Sen. John McCain, Obama's GOP rival in 2008, led the opposition. The Arizona Republican acknowledged he didn't have the votes to stop the bill and he blamed elite liberals with no military experience for pushing their social agenda on troops during wartime.
"They will do what is asked of them," McCain said of service members. "But don't think there won't be a great cost."
In the end, six GOP senators broke with their party on the procedural vote to let the bill move ahead and swung behind repeal after a recent Pentagon study concluded the ban could be lifted without hurting the ability of troops to fight. On the final vote for passage, eight Republicans joined the majority Democrats.
Advocacy groups who lobbied hard for repeal hailed the vote as a significant step forward in gay rights. The Servicemembers Legal Defense Network called the issue the "defining civil rights initiative of this decade."
Supporters of repeal filled the visitor seats overlooking the Senate floor, ready to protest had the bill failed.
"This has been a long fought battle, but this failed and discriminatory law will now be history," said Joe Solmonese, president of the Human Rights Campaign.

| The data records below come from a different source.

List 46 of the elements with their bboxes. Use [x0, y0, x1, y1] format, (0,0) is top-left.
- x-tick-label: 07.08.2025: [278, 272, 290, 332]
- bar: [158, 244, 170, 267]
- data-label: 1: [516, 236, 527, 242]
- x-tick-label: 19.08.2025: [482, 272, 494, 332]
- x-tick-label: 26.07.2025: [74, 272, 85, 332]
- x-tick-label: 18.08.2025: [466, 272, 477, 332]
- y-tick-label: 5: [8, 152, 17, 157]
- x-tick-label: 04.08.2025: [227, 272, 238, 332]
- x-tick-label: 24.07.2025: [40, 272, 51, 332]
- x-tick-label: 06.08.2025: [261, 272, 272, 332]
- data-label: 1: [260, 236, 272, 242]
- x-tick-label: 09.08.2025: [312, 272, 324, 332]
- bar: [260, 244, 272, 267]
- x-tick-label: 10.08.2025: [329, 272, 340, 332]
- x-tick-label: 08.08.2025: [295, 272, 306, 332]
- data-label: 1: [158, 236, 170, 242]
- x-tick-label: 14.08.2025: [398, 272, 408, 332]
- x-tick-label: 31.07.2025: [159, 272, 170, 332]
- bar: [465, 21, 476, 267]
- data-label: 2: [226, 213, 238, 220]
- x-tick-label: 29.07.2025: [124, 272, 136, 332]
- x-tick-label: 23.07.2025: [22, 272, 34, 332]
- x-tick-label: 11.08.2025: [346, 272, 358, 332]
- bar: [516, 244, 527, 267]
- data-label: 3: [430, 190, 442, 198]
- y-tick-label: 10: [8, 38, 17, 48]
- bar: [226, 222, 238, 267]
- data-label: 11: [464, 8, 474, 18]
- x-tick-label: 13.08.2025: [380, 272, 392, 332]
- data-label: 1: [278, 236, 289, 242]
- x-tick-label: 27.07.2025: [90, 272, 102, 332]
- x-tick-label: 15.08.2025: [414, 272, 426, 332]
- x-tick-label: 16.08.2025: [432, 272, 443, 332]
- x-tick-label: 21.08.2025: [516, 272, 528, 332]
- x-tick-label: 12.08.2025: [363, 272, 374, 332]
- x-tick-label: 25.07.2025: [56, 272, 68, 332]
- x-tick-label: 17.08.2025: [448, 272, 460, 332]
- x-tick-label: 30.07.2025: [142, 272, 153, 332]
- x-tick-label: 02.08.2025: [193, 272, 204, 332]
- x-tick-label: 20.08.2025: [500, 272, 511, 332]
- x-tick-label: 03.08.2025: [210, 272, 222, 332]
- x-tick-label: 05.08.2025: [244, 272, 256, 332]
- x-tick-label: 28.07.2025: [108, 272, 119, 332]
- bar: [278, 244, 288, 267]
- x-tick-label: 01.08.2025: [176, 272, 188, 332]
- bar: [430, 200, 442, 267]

The Pentagon study found that two-thirds of service members didn't think changing the law would have much of an effect. But of those who did predict negative consequences, a majority were assigned to combat arms units. Nearly 60 percent of the Marine Corps and Army combat units, such as infantry and special operations, said in the survey they thought repealing the law would hurt their units' ability to fight.
The Pentagon's uniformed chiefs are divided on whether this resistance might pose serious problems.
Marine Corps Commandant Gen. James Amos has said he thinks lifting the ban during wartime could cost lives.
"I don't want to lose any Marines to the distraction," he told reporters this week. "I don't want to have any Marines that I'm visiting at Bethesda (Naval Medical Center) with no legs be the result of any type of distraction."
Adm. Mike Mullen and Marine Gen. James Cartwright, the chairman and vice chairman of the Joint Chiefs of Staff, respectively, have said the fear of disruption is overblown. They note the Pentagon's finding that 92 percent of troops who believe they have served with a gay person saw no effect on their units' morale or effectiveness. Among Marines in combat roles who said they have served alongside a gay person, 84 percent said there was no impact.